Il Prof. Roberto Volpe, Lipidologo e Ricercatore del CNR di Roma, Direttore Scientifico di trigliceridiecolesterolo.it, spiega l’importanza di un progetto che faccia informazione sul problema dei trigliceridi elevati e sulle conseguenze dell’ipertrigliceridemia per nostra salute e in particolare per l’apparato cardiovascolare e cardiometabolico.

Quando parliamo di fattori di rischio cardiovascolari, in genere citiamo il colesterolo elevato, la pressione elevata, il diabete, il fumo, l’obesità. Però purtroppo ci dimentichiamo dei trigliceridi elevati.
È un peccato perché i trigliceridi elevati sono un importante fattore di rischio indipendente, cioè vuol dire che già avere una trigliceridemia al di sopra dei 150 mg/dl o, ancora peggio, al di sopra dei 200 mg/dl, nel sangue significa che sicuramente è un fattore di rischio cardiovascolare ma il problema è che spesso i trigliceridi elevati si associano ad altri fattori di rischio, come l’HDL basso, cioè un colesterolo buono basso, o l’obesità, o il diabete, o anche il colesterolo elevato nel sangue – la cosiddetta iperlipemia combinata mista.
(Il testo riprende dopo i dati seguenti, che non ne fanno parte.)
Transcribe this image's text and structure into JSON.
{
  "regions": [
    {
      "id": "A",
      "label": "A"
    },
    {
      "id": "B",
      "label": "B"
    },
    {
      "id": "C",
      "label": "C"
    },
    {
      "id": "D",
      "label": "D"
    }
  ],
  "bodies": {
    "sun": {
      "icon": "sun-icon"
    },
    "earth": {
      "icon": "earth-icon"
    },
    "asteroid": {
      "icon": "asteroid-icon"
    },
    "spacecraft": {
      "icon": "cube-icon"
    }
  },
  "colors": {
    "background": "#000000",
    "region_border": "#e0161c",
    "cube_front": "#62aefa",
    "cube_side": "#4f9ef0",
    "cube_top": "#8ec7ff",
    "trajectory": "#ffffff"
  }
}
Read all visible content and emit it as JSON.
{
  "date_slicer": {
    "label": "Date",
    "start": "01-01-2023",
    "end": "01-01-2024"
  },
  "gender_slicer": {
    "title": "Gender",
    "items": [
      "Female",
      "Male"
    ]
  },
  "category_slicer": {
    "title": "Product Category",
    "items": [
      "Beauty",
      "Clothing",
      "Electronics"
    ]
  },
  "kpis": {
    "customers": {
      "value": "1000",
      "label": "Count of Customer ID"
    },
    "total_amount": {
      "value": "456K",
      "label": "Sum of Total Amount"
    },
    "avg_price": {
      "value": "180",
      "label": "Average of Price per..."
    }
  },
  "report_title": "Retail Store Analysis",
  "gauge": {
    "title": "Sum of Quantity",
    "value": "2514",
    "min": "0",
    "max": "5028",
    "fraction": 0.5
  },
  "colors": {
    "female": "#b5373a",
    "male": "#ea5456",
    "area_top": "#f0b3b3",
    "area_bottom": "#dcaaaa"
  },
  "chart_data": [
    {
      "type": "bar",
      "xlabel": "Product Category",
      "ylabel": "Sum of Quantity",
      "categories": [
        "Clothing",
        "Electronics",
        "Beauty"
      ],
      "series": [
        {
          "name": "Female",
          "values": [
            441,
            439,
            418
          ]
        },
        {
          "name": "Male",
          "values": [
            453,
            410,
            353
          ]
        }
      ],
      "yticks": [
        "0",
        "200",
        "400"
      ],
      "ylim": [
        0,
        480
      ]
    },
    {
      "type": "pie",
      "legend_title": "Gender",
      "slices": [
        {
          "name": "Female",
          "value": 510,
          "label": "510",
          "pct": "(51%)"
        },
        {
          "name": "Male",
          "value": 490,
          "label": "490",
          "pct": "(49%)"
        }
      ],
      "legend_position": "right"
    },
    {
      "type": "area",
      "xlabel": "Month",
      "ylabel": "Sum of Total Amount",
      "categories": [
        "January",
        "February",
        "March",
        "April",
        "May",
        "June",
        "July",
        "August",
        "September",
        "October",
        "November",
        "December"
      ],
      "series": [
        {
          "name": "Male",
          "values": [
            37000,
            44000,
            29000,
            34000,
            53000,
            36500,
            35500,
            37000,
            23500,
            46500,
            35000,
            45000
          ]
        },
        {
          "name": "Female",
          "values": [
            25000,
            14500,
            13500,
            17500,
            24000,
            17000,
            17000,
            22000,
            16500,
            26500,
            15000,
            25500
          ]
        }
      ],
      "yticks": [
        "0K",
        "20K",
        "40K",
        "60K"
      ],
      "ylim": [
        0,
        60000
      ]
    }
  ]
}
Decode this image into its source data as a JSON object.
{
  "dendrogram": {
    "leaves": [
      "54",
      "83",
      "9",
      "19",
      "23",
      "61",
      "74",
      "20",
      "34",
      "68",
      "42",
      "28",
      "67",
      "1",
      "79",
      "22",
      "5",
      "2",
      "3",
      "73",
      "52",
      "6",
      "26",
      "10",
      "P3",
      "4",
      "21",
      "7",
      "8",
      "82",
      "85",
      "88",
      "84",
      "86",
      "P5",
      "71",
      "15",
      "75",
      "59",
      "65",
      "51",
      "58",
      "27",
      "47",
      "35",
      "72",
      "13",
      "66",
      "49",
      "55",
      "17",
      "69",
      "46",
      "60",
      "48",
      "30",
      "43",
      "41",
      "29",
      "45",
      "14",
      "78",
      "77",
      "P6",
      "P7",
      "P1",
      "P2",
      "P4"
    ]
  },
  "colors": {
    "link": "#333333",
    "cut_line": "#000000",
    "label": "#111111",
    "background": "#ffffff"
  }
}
Quindi i trigliceridi elevati sono un importante fattore di rischio e frequente più del colesterolo.
Per questo c’è bisogno di trigliceridiecolesterolo.it, per parlare di trigliceridi e fare educazione da questo punto di vista, anche perché, se riduciamo i trigliceridi, preveniamo gli eventi cardiovascolari, come infarto del miocardio e ictus celebrale.